Бибевуа долго разглядывал лист в лупу. Он был явно взволнован.
– Невероятно!
– наконец воскликнул он.
– Подлинник!.. Вы знаете, что это?
Кортец неопределенно шевельнул своими мохнатыми бровями:
– Приблизительно…
– Это первая страница книги, которую считают погибшей. Вместе с другими сокровищами византийской столицы она была вывезена в Рим из Константинополя в середине пятнадцатого века. Дальнейшая судьба ее неизвестна!
– патетически произнес Бибевуа.
– Этому пергаменту цены нет. Как он к вам’попал?
– Я вам потом расскажу, профессор, - уклончиво ответил Кортец.
– А что здесь написано?
– Извольте! Вот точный перевод. Киклос. Антология византийских поэтов. Эпиграммы элегические, сатирические и любовные, собранные Агафием, юристом и поэтом.
– Интересно… - задумчиво произнес Кортец.
– Какая прелесть!
– с восхищением сказал Бибевуа, разглядывая эмблему древнего титульного листа.
– Но где же вся книга?
– У меня есть надежда, что с помощью титульного листа я найду всю книгу!
– многозначительно произнес Кортец и взял из рук «профессора» пергаментный лист, когда тот пытался отодрать его от ватманского листа.
– Вы хорошо заработаете, если найдете ее. За такую книгу богатые коллекционеры дадут много денег, - сказал Бибевуа.
– Примерно?
– Оценщиком меня возьмете?
– хитро подмигнув, спросил Бибевуа.
– Возьму.
– Смотрите! Без обмана… Эта книга должна стоить не меньше ста тысяч долларов. Мой гонорар скромный - два процента…
Кортец похлопал Бибевуа по спине:
– Я люблю вас, профессор. И потому я готов уже сейчас внести часть вашего гонорара.
Бибевуа оживился:
– О, это было бы неплохо!
Кортец подошел к двери и позвал:
– Мсье Птибо!..
Буфетчик не заставил себя ждать.
– Профессор должен вам три тысячи франков?
– Совершенно верно, мсье.
Кортец вынул бумажник и отсчитал несколько кредиток.
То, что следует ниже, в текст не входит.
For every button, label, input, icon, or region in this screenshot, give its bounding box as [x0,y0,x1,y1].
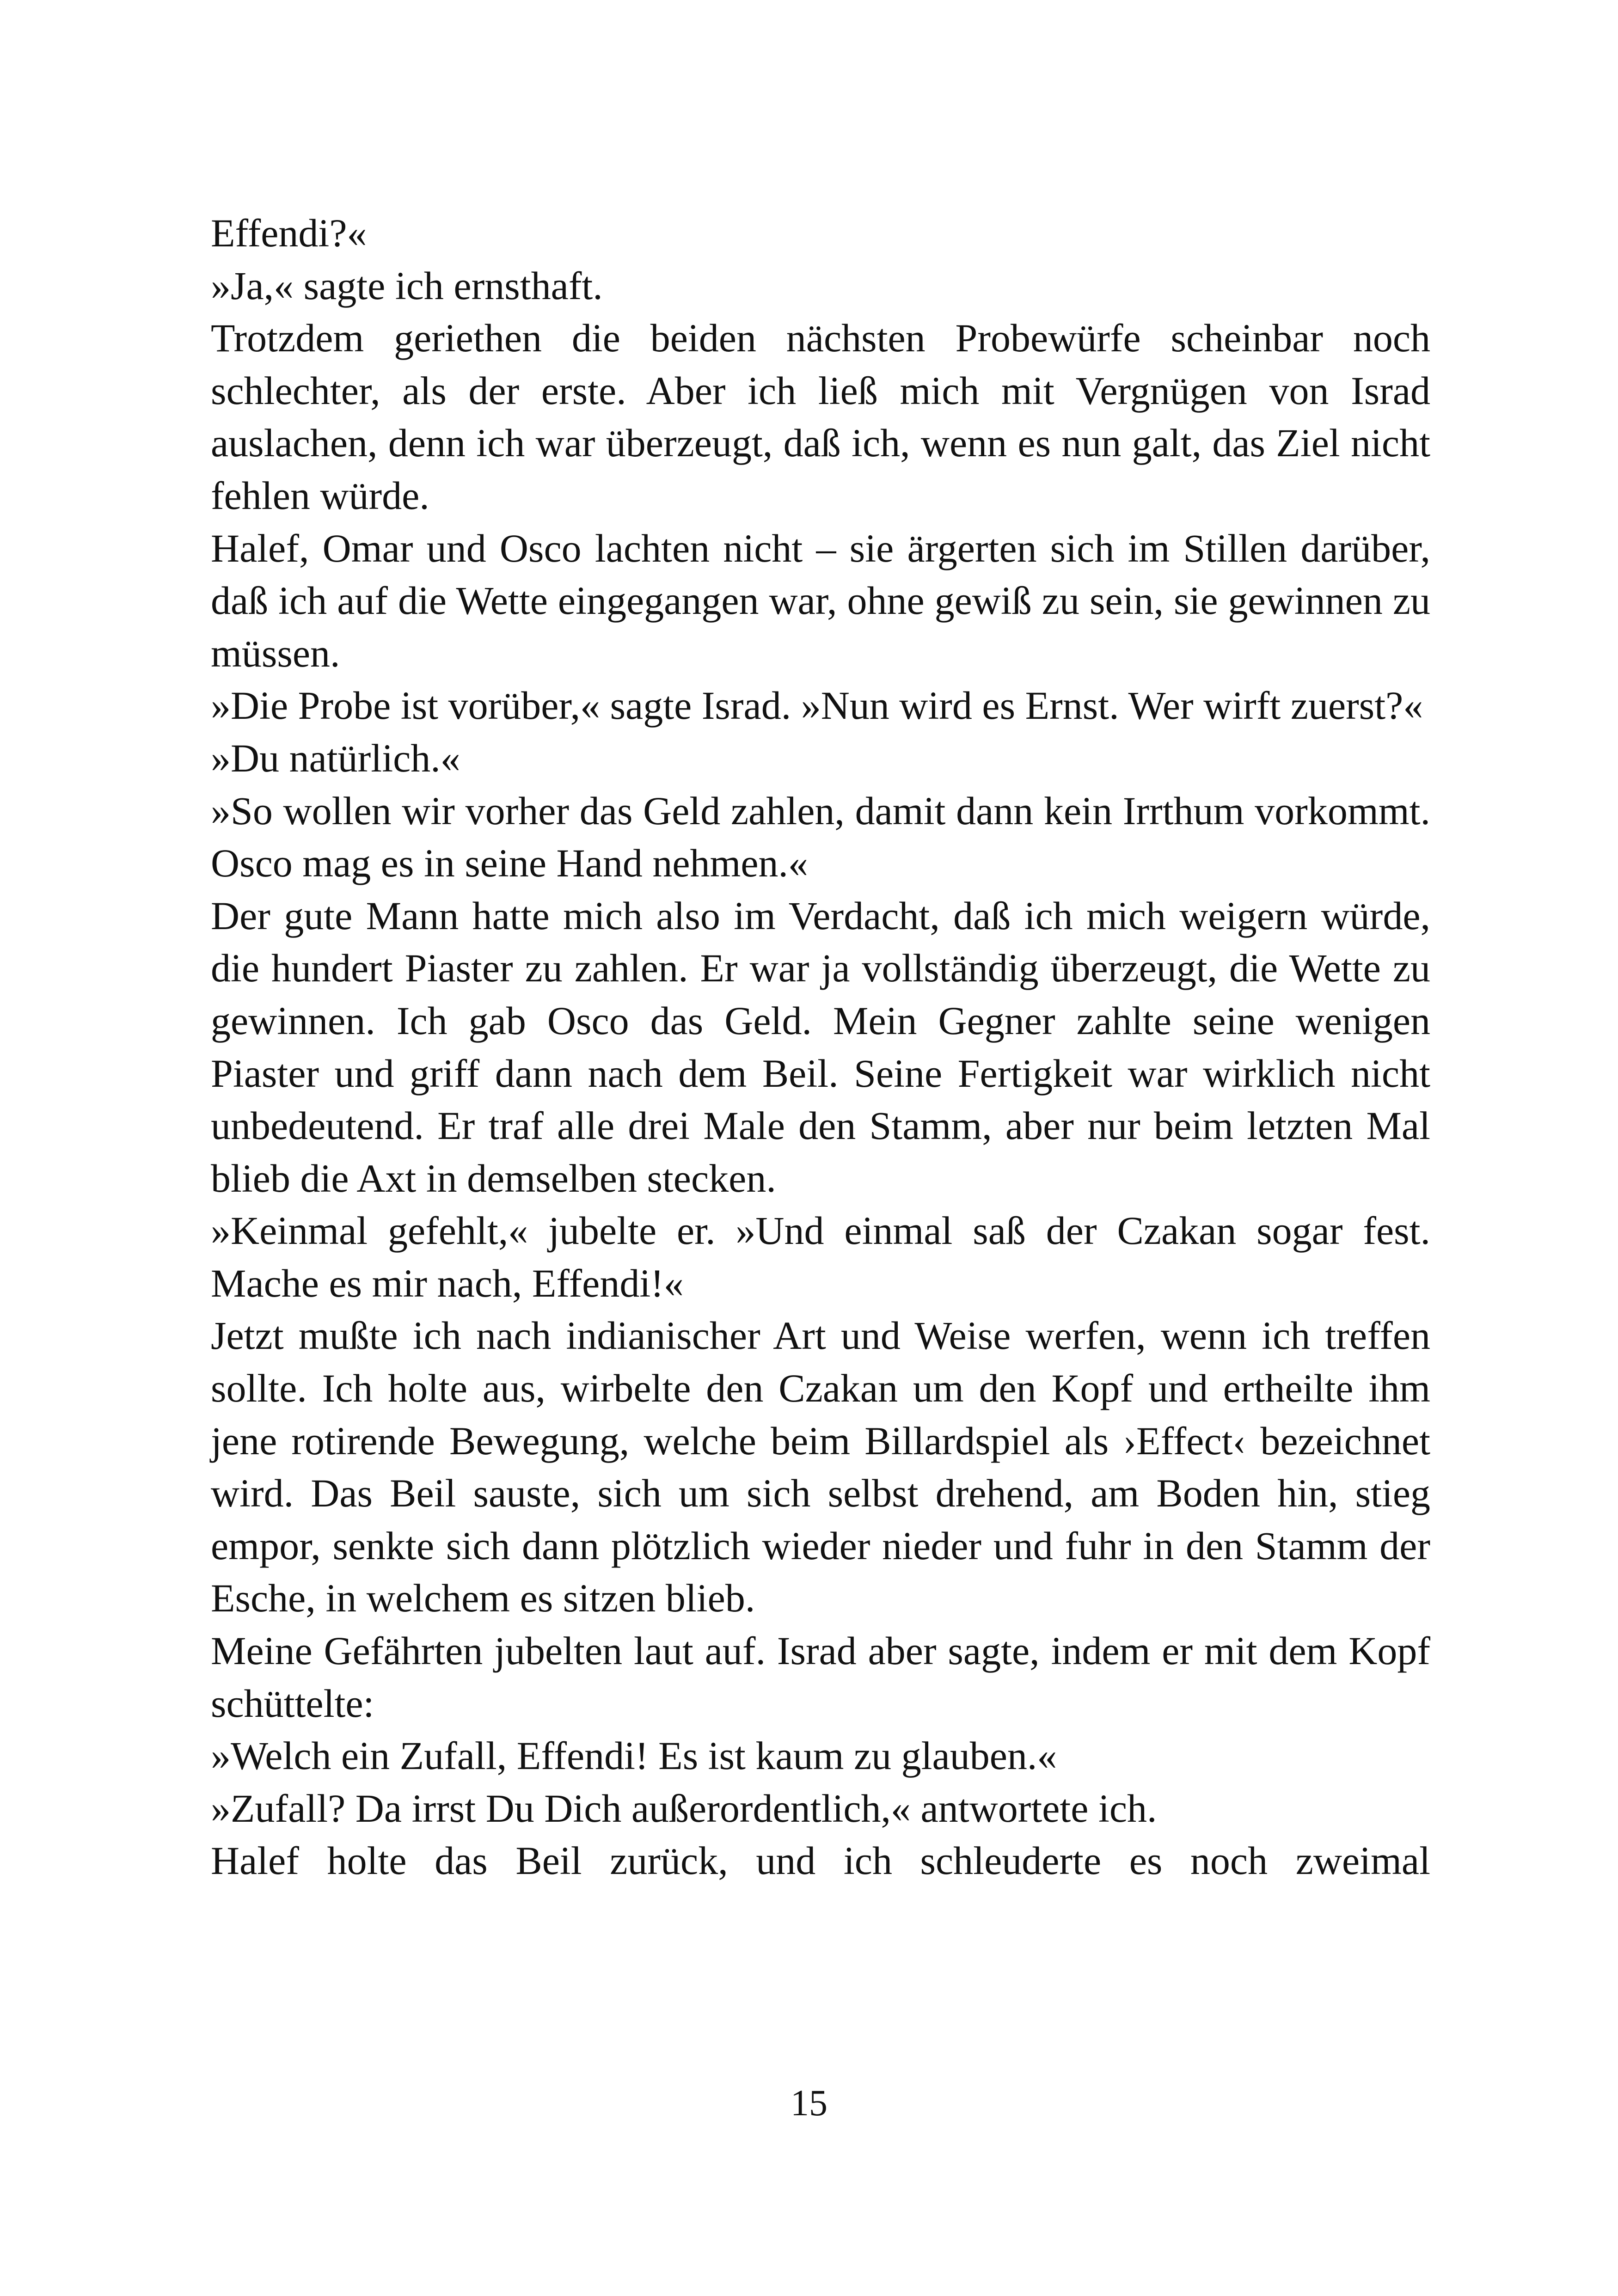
paragraph: Jetzt mußte ich nach indianischer Art und Weise werfen, wenn ich treffen sollte. Ich holte aus, wirbelte den Czakan um den Kopf und ertheilte ihm jene rotirende Bewegung, welche beim Billardspiel als ›Effect‹ bezeichnet wird. Das Beil sauste, sich um sich selbst drehend, am Boden hin, stieg empor, senkte sich dann plötzlich wieder nieder und fuhr in den Stamm der Esche, in welchem es sitzen blieb. [211,1313,1430,1621]
paragraph: Trotzdem geriethen die beiden nächsten Probewürfe scheinbar noch schlechter, als der erste. Aber ich ließ mich mit Vergnügen von Israd auslachen, denn ich war überzeugt, daß ich, wenn es nun galt, das Ziel nicht fehlen würde. [211,316,1430,518]
body-text [211,207,1430,1887]
page-number: 15 [791,2083,827,2124]
paragraph: Effendi?« [211,211,367,255]
paragraph: Der gute Mann hatte mich also im Verdacht, daß ich mich weigern würde, die hundert Piaster zu zahlen. Er war ja vollständig überzeugt, die Wette zu gewinnen. Ich gab Osco das Geld. Mein Gegner zahlte seine wenigen Piaster und griff dann nach dem Beil. Seine Fertigkeit war wirklich nicht unbedeutend. Er traf alle drei Male den Stamm, aber nur beim letzten Mal blieb die Axt in demselben stecken. [211,893,1430,1200]
paragraph: »Welch ein Zufall, Effendi! Es ist kaum zu glauben.« [211,1733,1057,1778]
paragraph: »Keinmal gefehlt,« jubelte er. »Und einmal saß der Czakan sogar fest. Mache es mir nach, Effendi!« [211,1208,1430,1305]
paragraph: »Die Probe ist vorüber,« sagte Israd. »Nun wird es Ernst. Wer wirft zuerst?« [211,683,1423,728]
paragraph: »Du natürlich.« [211,735,460,780]
paragraph: Halef holte das Beil zurück, und ich schleuderte es noch zweimal [211,1838,1430,1883]
paragraph: Meine Gefährten jubelten laut auf. Israd aber sagte, indem er mit dem Kopf schüttelte: [211,1629,1430,1726]
paragraph: »So wollen wir vorher das Geld zahlen, damit dann kein Irrthum vorkommt. Osco mag es in seine Hand nehmen.« [211,788,1430,886]
paragraph: »Ja,« sagte ich ernsthaft. [211,263,603,308]
paragraph: »Zufall? Da irrst Du Dich außerordentlich,« antwortete ich. [211,1786,1157,1831]
paragraph: Halef, Omar und Osco lachten nicht – sie ärgerten sich im Stillen darüber, daß ich auf die Wette eingegangen war, ohne gewiß zu sein, sie gewinnen zu müssen. [211,526,1430,675]
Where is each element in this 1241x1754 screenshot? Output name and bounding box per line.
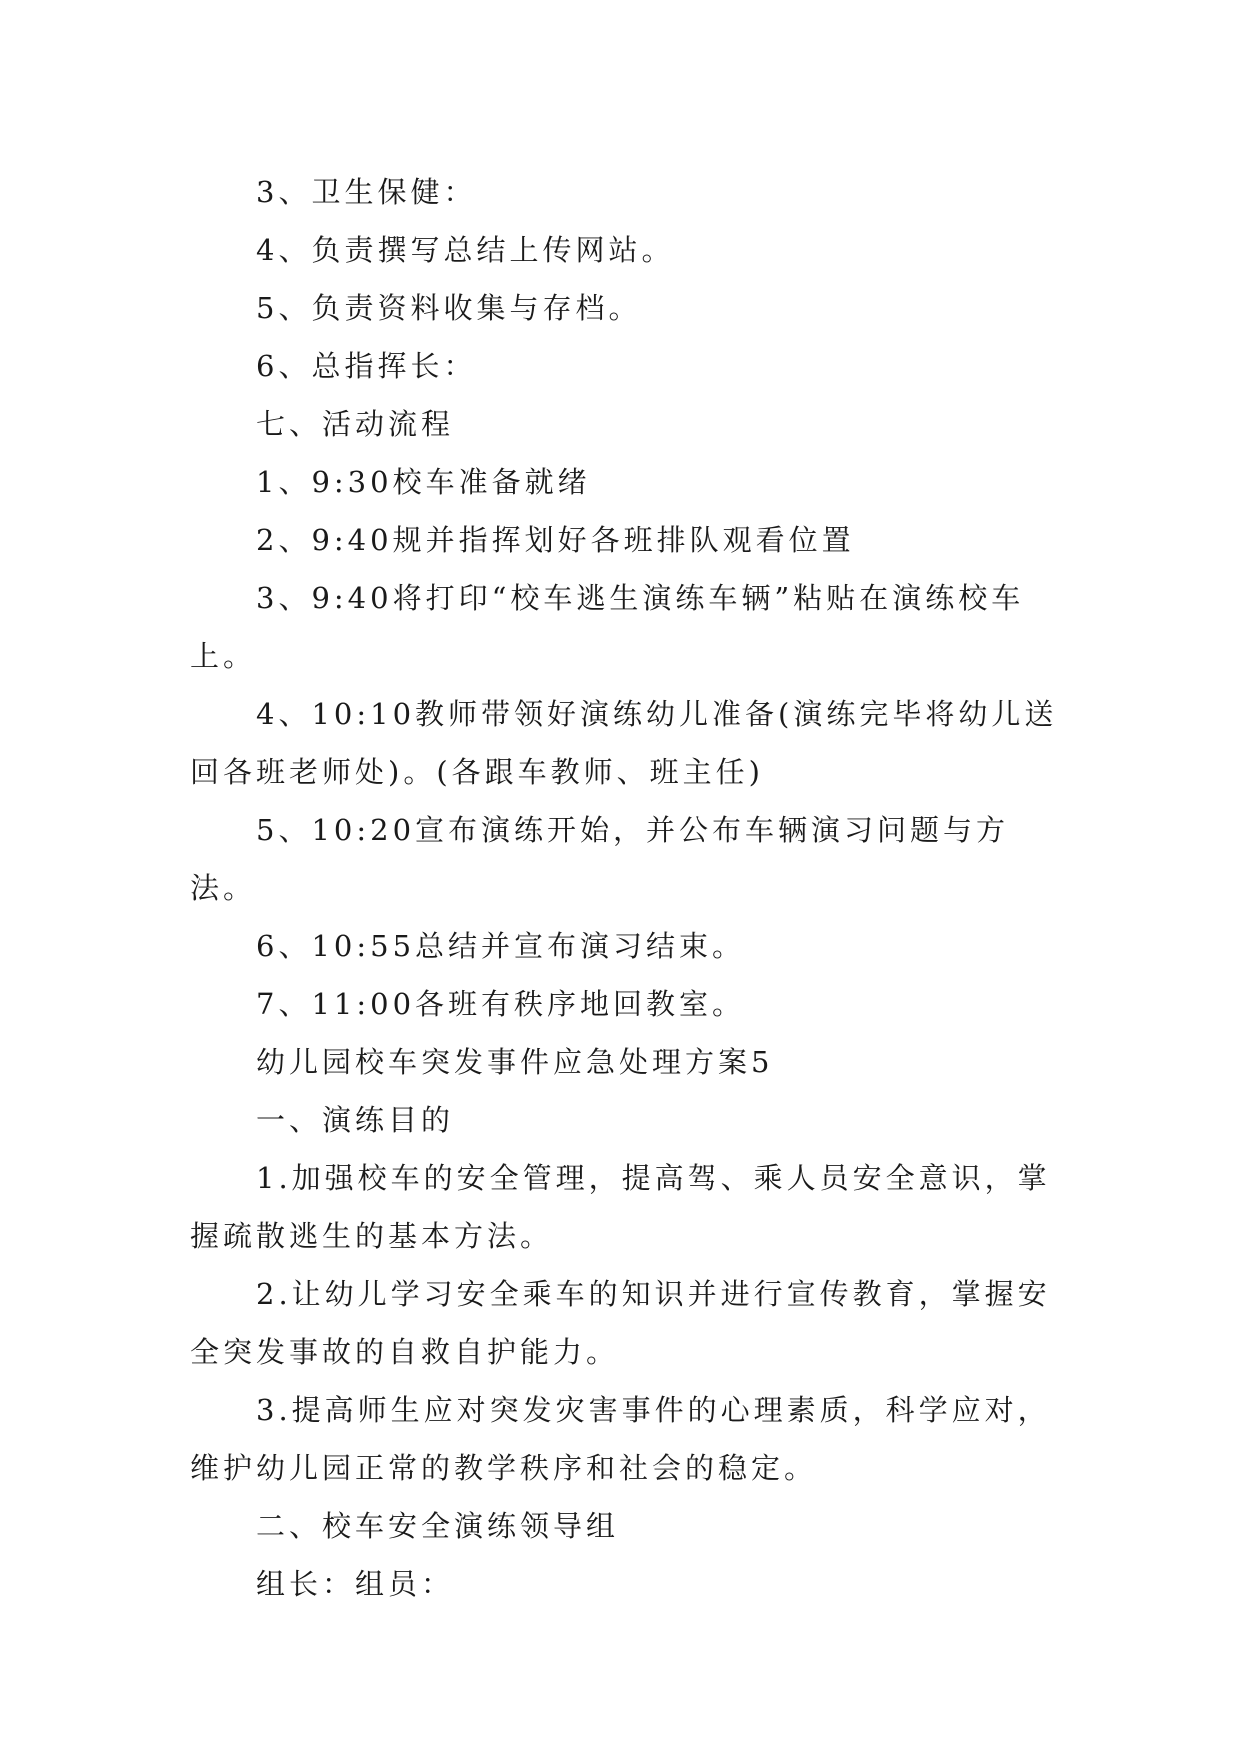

– Вы больше не должны господину Птибо, - весело сказал он, обращаясь к Бибе-вуа.
– Виват дону Педро Кортецу!..
– воскликнул Бибевуа.
– Надеюсь, вы теперь не сомневаетесь в моей кредитоспособности, мсье Птибо?
– Сегодня нет, а завтра опять буду сомневаться, - с юмором, но и с жалостью ответил Птибо.
– В таком случае, приготовьте мне стакан коньяку, - вежливо попросил Бибевуа.
– Я подойду к вашей стойке, как только закончу статью.